Tuesday, February 7, 2012

Dress Code

The following is a letter written by an irate mother, namely me, to the principal of my daughter’s high school:

Dear Mr. Smith,

I am writing to inform you that her father and I have been extremely worried for some time about conditions that exist in our daughter’s school.

I can remember, way back in September, when she first told me about her and her friends’ dissatisfaction with conditions at school. She said that for years you’ve made all the boys wear grey slacks and white shirts and ties and the red school sweater with the pink and purple stripes on the sleeve. The girls have to wear tunics, white blouses and sensible black shoes and they all look alike.

She complained about how stifling these dress restrictions were to their psyches, and how repressing they were to their individuality and creativity. I pointed out that I thought proper dress showed a certain amount of respect for the school, and that a neat and tidy appearance helped promote an orderly mind.

But she explained to me how, throughout history, whenever a repressive regime wanted to stifle individual liberty, they put everybody into identical uniforms. She told me all about the Cossacks, the Roman Legions, the Storm Troopers and even the Coldstream Guards, and I was impressed with her logic.

She insisted that in order to ensure complete freedom of individuality, so that the creative talents of each and every student can blossom and flower without hindrance, the kids must be allowed to dress as they please at school. In this way, individual liberty will be preserved, and we will have taken another step forward in our painful progress toward freedom for all.

A group of us parents, who agreed with the kids, got together at a Home and School meeting and proposed a resolution to drop the dress code, which passed unanimously. The children were each allowed to dress invidually, exactly as they pleased.

So I ask you, what went wrong? I looked out my kitchen window yesterday at the children going to school, and they were all wearing identical blue jeans frayed at the bottom and torn at the knees, polo shirts ripped under the arms, dirty sneakers and long stringy hair. Not only do all the girls still look exactly alike, but now they even look like all the boys!

Tell me, Mr. Smith, this is progress?

Designer Dilemmas

Unless you’re fifteen years old, weigh 84 pounds and have the profile of a poultry skewer, shopping for clothing nowadays can be a traumatic experience. This is expecially true for someone like me, because I bitterly resent patronizing any store where the salesgirls are better dressed than I am.

I don’t think designers have taken a good look at the female figure since the Boxer Rebellion. Last year they designed clothing for midgets and ten-year-old boys, but not for women—at least not any women I know—the ones with two arms and legs and a reasonable amount of avoirdupois in between. I know someone who didn’t buy a thing all year because she refused to appear in public looking like a pregnant eight-year-old.

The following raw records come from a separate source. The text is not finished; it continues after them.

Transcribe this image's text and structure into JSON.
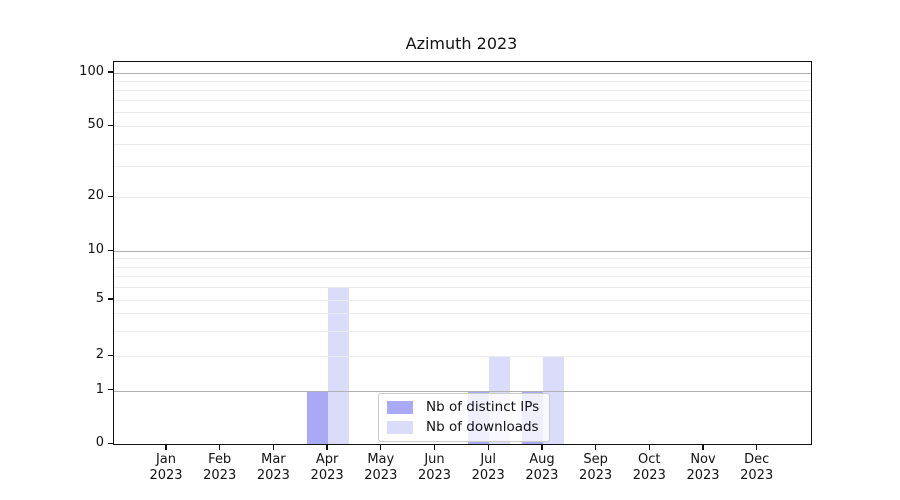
{
  "figure": {
    "title": "Azimuth 2023"
  },
  "chart_data": {
    "type": "bar",
    "title": "Azimuth 2023",
    "categories": [
      "Jan 2023",
      "Feb 2023",
      "Mar 2023",
      "Apr 2023",
      "May 2023",
      "Jun 2023",
      "Jul 2023",
      "Aug 2023",
      "Sep 2023",
      "Oct 2023",
      "Nov 2023",
      "Dec 2023"
    ],
    "month_labels": [
      "Jan",
      "Feb",
      "Mar",
      "Apr",
      "May",
      "Jun",
      "Jul",
      "Aug",
      "Sep",
      "Oct",
      "Nov",
      "Dec"
    ],
    "year_label": "2023",
    "series": [
      {
        "name": "Nb of distinct IPs",
        "color": "#a9a9f6",
        "values": [
          0,
          0,
          0,
          1,
          0,
          0,
          1,
          1,
          0,
          0,
          0,
          0
        ]
      },
      {
        "name": "Nb of downloads",
        "color": "#dbdbfa",
        "values": [
          0,
          0,
          0,
          6,
          0,
          0,
          2,
          2,
          0,
          0,
          0,
          0
        ]
      }
    ],
    "y_axis": {
      "scale": "symlog-like",
      "tick_values": [
        0,
        1,
        2,
        5,
        10,
        20,
        50,
        100
      ],
      "tick_labels": [
        "0",
        "1",
        "2",
        "5",
        "10",
        "20",
        "50",
        "100"
      ],
      "major_grid_values": [
        1,
        10,
        100
      ],
      "minor_grid_values": [
        2,
        3,
        4,
        5,
        6,
        7,
        8,
        9,
        20,
        30,
        40,
        50,
        60,
        70,
        80,
        90
      ],
      "ylim": [
        0,
        118
      ],
      "grid": true
    },
    "legend": {
      "items": [
        "Nb of distinct IPs",
        "Nb of downloads"
      ],
      "position": "inside-lower-center"
    }
  },
  "colors": {
    "background": "#ffffff",
    "spine": "#101010",
    "major_grid": "#b0b0b0",
    "minor_grid": "#ececec",
    "bar_distinct_ips": "#a9a9f6",
    "bar_downloads": "#dbdbfa",
    "legend_border": "#cccccc",
    "text": "#131313"
  }
}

Now, fashion’s fickle pendulum has swung completely in the opposite direction. This year they’ve buried legs behind hobbling swathes of skirt which add ten years per ugly inch to your age, and topped it all off with shoes just like the oxfords Grandma wore back in 1902.

Women even have trouble buying maternity clothes. Fifteen years ago, everything was size twenty, black, and designed for forty-year-old women, which the manufacturers obviously felt was the proper age for anyone contemplating such a serious undertaking as having a baby.

Today, they’ve undergone a change of heart. They now apparently feel that no one over fourteen could possibly attract a man long enough to become pregnant in the first place. Therefore all maternity clothes are size five and ten inches above the knee, which is ridiculous, because none of the pregnant women I know could squeeze into anything smaller than an army tent, and then only if it slept six.

Things don’t improve a bit when you give birth. After starving myself into a size ten (well, maybe a twelve, but a small twelve), I still can’t find anything to wear that doesn’t make me look under ten or over sixty years old. The colours are unflattering, the materials are sleazy, the trimmings are grotesque and everything is beaded or fringed.

There’s only one solution. I’m going to drag out all the clothes I bought sixteen years ago on my honeymoon that I’ve been saving for the kids for Hallowe’en. After I lose twenty pounds so I can get into them, I’m going to be the best-dressed woman in town.